An old topic, but I found this to be a useful method:

data = {'a':'Apple', 'b':'Banana','c':'Carrot'}
for key in data.keys():
    locals()[key] = data[key]

This method loops over every key in your dictionary and sets a variable to that name and then assigns the value from the associated key to this new variable.

Testing:

print(a)
print(b)
print(c)

Output

Apple
Banana
Carrot
1
  • Be aware the locals dictionary is not meant to be modified, see this comment to another answer.
    – Erik
    Commented Apr 16, 2022 at 18:56
0

An easy and simple way to destruct dict in python:

params = {"a": 1, "b": 2}
a, b = [params[key] for key in ("a", "b")]
print(a, b)
# Output:
# 1 2
1
  • Same answer already given here.
    – hatmatrix
    Commented Feb 9, 2023 at 13:46
0

No, there is currently no nice way of doing this in Python.

In order to qualify as "nice" in my book, the solution would have to avoid repeating the dictionary keys in the assignment.

Illustration:

from operator import itemgetter

params = {'a_very_long_name': 1, 'b': 2}

# Not nice solution, we still have to spell out 'a_very_long_name' twice
a_very_long_name, b = itemgetter('a_very_long_name', 'b')(params)

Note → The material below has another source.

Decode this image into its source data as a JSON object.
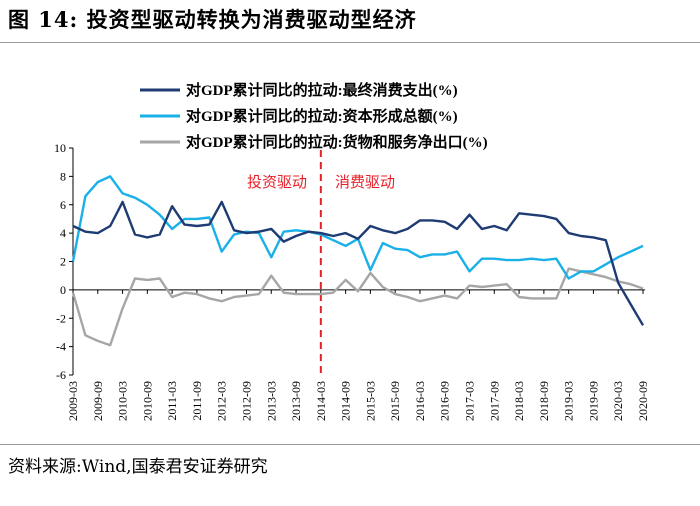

Instead, the most readable way to write this in Python is:

params = {'a_very_long_name': 1, 'b': 2}

a_very_long_name = params['a_very_long_name']
b = params['b']

In Javascript, there is a specific syntax for Object destructuring:

const params = {a_very_long_name: 1, b: 2};

const {a_very_long_name, b} = params;

If you have a Javascript background, you may be tempted to look for the same in Python. But Python is not Javascript, and it doesn't have this feature. This doesn't make Python inferior, it's just a different design decision, and the best way to deal with it is to accept it rather than trying to replicate the "Javascript-way" of writing code.

0

Easiest and the best method is

    client_code, password, login_type = (
        body.get("client_code"),
        body.get("password"),
        body.get("login_type"),
    )

The Great Think About .get() is that it will not raise an error, which usually happens in the case of body['password'] , by default the .get() will return None

-2

Since dictionaries are guaranteed to keep their insertion order in Python >= 3.7, that means that it's complete safe and idiomatic to just do this nowadays:

params = {'a': 1, 'b': 2}
a, b = params.values()
print(a)
print(b)

Output:

1
2
5
  • 7
    The issue is that you can't do b, a = params.values(), since it uses order not names.
    – Corman
    Commented Jul 6, 2020 at 6:44
  • 3
    @ruohola That's the issue with this solution. This relies on the order of dictionaries for names, not the names themselves, which is why I downvoted this.
    – Corman
    Commented Jul 6, 2020 at 19:13
  • 1
    And that makes it a bad solution if it relies on order of the keys. itemgetter is the most pythonic way to do this. This won't work on Python 3.6 or below, and because it relies on order, it can be confusing at first.
    – Corman
    Commented Jul 6, 2020 at 21:36
  • 1
    Please, do not use this solution anywhere since it is a source of hard-to-find bugs.
    – SergeyR
    Commented Apr 6, 2021 at 13:03
  • 1
    @SergeyR Yes I agree, but it answers OP's concern quite directly But since dictionaries are not ordered, there is no guarantee that params.values() will return values in the order of (a, b).